Just south of the famous central square in Marrakech, Morocco, are the ruins of El Badi, perhaps once the world’s most spectacular palace.
In 1578, Ahmad al-Mansur, a member of the Saadi dynasty that had ruled Morocco since 1549, became the ruler after his brother, the existing sultan, died in a victorious battle against the Portuguese, who had sought to bring Christianity to Morocco. The Portuguese were forced to pay enormous sums to al-Mansur to ransom their many important prisoners taken in what became known as the Battle of the Three Kings. Al-Mansur used the money to begin building a magnificent palace in Marrakech, his capital. The palace became known in Arabic as “El Badi,” “The Incomparable.” The El Badi palace, which took 25 years to complete, lived up to its name. Modeled on the Alhambra in Granada, the palace contained 360 rooms, a massive courtyard and a reflecting pool 300 feet by 60 feet. It included stables for the sultan’s horses and dungeons for his prisoners. The palace was adorned with marble from Italy, gold from Sudan and jade from China. Al-Mansur used the palace to host lavish receptions for ambassadors from Spain, England and the Ottoman Empire, displaying Moroccan power.

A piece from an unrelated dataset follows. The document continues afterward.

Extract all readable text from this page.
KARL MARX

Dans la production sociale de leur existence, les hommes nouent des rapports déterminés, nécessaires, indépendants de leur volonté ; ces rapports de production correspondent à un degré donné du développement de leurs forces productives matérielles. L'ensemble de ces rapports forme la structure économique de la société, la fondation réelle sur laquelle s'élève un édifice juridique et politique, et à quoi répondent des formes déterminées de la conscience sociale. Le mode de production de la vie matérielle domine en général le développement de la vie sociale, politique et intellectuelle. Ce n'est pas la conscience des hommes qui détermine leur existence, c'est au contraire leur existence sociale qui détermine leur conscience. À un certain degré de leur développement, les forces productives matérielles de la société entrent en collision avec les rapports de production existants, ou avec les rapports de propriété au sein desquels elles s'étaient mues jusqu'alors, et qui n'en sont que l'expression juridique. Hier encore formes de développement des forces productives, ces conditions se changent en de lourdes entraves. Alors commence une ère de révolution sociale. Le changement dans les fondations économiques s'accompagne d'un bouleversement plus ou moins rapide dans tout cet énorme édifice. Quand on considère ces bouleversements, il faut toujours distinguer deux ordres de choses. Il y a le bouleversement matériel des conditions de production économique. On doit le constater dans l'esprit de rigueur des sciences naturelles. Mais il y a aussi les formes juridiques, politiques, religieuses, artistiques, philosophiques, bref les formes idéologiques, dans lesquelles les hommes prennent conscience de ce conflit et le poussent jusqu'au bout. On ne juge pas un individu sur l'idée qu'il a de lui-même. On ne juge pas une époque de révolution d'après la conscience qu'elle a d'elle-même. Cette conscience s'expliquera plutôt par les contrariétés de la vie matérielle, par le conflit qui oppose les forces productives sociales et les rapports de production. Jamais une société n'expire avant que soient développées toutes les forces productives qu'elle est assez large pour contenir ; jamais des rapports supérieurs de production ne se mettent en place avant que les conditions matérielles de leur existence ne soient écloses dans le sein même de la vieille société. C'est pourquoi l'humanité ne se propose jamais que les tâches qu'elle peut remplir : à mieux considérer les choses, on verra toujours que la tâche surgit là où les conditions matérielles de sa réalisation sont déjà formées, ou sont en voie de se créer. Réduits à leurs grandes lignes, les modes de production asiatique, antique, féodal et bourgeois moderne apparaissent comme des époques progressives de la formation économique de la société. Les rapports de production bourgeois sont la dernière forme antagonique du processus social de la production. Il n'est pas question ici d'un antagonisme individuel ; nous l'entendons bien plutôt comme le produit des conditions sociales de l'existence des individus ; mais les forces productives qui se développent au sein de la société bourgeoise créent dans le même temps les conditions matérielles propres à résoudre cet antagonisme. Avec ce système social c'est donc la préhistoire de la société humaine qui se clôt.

When al-Mansur died in 1603, the Saadi dynasty began a period of decline and lost power entirely to the Alaouites in 1649. Moulay Ismail ibn Sharif, an Alaouite sultan who began his reign in 1672, moved the Moroccan capital from Marrakech to Meknes and spent ten years destroying the El Badi palace, both to use its materials in his own palace and to destroy vestiges of the Saadis. Today, only remnants of El Badi remain, but they are an important destination for visitors to Marrakech, who can imagine the scale and grandeur of the once incomparable palace.